Agents: Core·Oct 11, 2025·5 minagents llm engineering

Planning

You hand a planning agent the what — "organize the team offsite, budget's $8k, twelve people, sometime in March" — and it works out the how. Find venues, check dates against the budget, hold a room, send invites. Nobody wrote that sequence down in advance. The agent discovered it from the goal.

That's the promise, and it's a real capability. It's also the pattern most likely to be overkill, and I want to make the case for both halves of that sentence before we're done.

A plan is a guess about the future

Planning is the agent charting a course from where it is to where it wants to be: model the starting state, model the goal, and find a sequence of actions that connects them. Two properties make it planning and not just a script. First, the plan is produced in response to the request — not hardcoded, not known ahead of time. Second, and this is the one people underbuild, the plan is a starting point, not scripture. When the venue you were holding falls through, a good planning agent registers the new constraint, throws out the dead branch, and forms a new plan. A planner that can't re-plan is just a chain that hasn't failed yet.

There are two dominant shapes, and they trade off the same way every time:

The ReAct paper is the canonical interleaved approach; Plan-and-Solve showed even a zero-shot "devise a plan, then carry it out" prompt beats plain chain-of-thought on multi-step problems. If you want the full taxonomy — decomposition, plan selection, reflection, memory — the 2024 planning survey is the map.

A goal expands into a plan of ordered steps, then an on-track check either reaches the goal or loops back to re-plan
The back-edge is the point — a planner that cannot re-plan when reality diverges is just a fragile chain.

Re-planning is the whole point

Notice the back-edge in that diagram — the loop from "on track?" back to "plan." That edge is where planning earns its existence. Without it you don't have a planner, you have an LLM that wrote a to-do list and is now grimly executing it even as reality diverges from the assumptions it made at step zero.

A plan-and-execute loop is short:

def plan_and_execute(goal):
    plan = make_plan(goal)               # LLM writes ordered steps
    done = []
    while plan:
        step = plan.pop(0)
        result = execute(step)           # tools, sub-agents, code
        done.append((step, result))
        plan = replan(goal, done, plan)   # refine the rest from what just happened
    return synthesize(goal, done)

The replan call is doing the heavy lifting. After each step it looks at what actually happened — the venue was booked, the API returned an error, the budget came in tight — and rewrites the remaining steps to match. LangChain's plan-and-execute writeup builds exactly this as a graph: planner → executor → replanner refining from past_steps. The executor steps are cheap; the planner is consulted sparingly. You get most of ReAct's adaptivity without paying the big model on every tick.
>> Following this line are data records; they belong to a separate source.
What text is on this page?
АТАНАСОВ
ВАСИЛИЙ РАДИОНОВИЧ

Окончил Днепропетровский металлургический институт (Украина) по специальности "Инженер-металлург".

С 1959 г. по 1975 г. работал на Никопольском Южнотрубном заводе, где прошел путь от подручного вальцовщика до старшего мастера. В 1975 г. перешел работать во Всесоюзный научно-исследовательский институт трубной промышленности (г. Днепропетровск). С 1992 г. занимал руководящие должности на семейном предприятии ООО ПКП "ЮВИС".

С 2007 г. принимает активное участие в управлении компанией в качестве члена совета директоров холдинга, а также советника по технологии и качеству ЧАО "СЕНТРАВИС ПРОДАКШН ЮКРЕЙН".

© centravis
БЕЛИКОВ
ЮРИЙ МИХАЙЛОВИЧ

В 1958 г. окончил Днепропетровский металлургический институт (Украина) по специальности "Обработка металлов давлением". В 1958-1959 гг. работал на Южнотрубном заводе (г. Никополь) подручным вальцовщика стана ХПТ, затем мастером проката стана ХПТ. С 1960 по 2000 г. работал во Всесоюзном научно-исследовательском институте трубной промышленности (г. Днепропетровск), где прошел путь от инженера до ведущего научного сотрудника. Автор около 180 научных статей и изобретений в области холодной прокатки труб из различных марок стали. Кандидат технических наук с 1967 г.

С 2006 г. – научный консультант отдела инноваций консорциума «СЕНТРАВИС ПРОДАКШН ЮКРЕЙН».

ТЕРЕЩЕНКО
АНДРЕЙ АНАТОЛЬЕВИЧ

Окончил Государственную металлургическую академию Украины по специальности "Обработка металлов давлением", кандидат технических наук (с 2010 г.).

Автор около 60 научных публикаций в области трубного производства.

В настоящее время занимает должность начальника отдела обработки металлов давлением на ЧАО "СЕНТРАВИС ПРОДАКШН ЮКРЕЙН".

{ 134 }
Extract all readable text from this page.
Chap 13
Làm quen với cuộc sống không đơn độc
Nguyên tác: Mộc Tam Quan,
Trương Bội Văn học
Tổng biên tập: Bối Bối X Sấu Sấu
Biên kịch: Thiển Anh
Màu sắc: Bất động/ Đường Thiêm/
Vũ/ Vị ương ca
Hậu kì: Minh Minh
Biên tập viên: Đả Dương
And if your steps are independent, planning and parallelization stack nicely. LLMCompiler plans a task into a DAG of tool calls and fires the independent ones concurrently, reporting big latency and cost wins over step-by-step execution. The plan isn't just an ordered list — it's a dependency graph, and dependency graphs have parallel slack.

For the harder problems, you don't even commit to one plan. Tree of Thoughts explores several plan branches with lookahead and backtracking — when a branch hits a dead end, it abandons it and tries another, instead of marching a single doomed line to the end. That's planning with an undo button.

The expensive question: should you plan at all?

Here's the part the demos skip. The book's sharpest caution about planning isn't about how to do it — it's about when not to.

When the path is already well understood and repeatable, dynamic planning is the wrong tool. A fixed, deterministic sequence — a prompt chain — is more predictable, cheaper, and vastly easier to test. If you already know the five steps to onboard an employee, do not make an agent rediscover them from scratch every Tuesday, burning planning tokens and occasionally hallucinating a sixth step that doesn't exist. You wrote the procedure down for a reason. Use it.

Planning is for when the path is unknown and changes — when you genuinely can't enumerate the steps in advance because they depend on what you find along the way. Research tasks. Open-ended automation. Anything where step three depends on a result you won't have until step two runs. The moment you can draw the flowchart ahead of time, you don't need a planner; you need the flowchart.

The other two cautions are quieter but real. LLM-generated plans can be plain wrong — skip a step, invent an infeasible one, plan at the wrong altitude (so granular it's brittle, so coarse it's useless). The defense is the same back-edge: monitor, verify between steps, re-plan when reality disagrees. A plan you execute without checking is a hallucination with a checklist.

Give an agent a goal and watch it build a path nobody specified — it feels like the most "agentic" thing in this whole set, and for unknown terrain it is. Just keep asking the unglamorous question first: do I actually not know the steps? If you do know them, the boring chain wins, and it isn't close.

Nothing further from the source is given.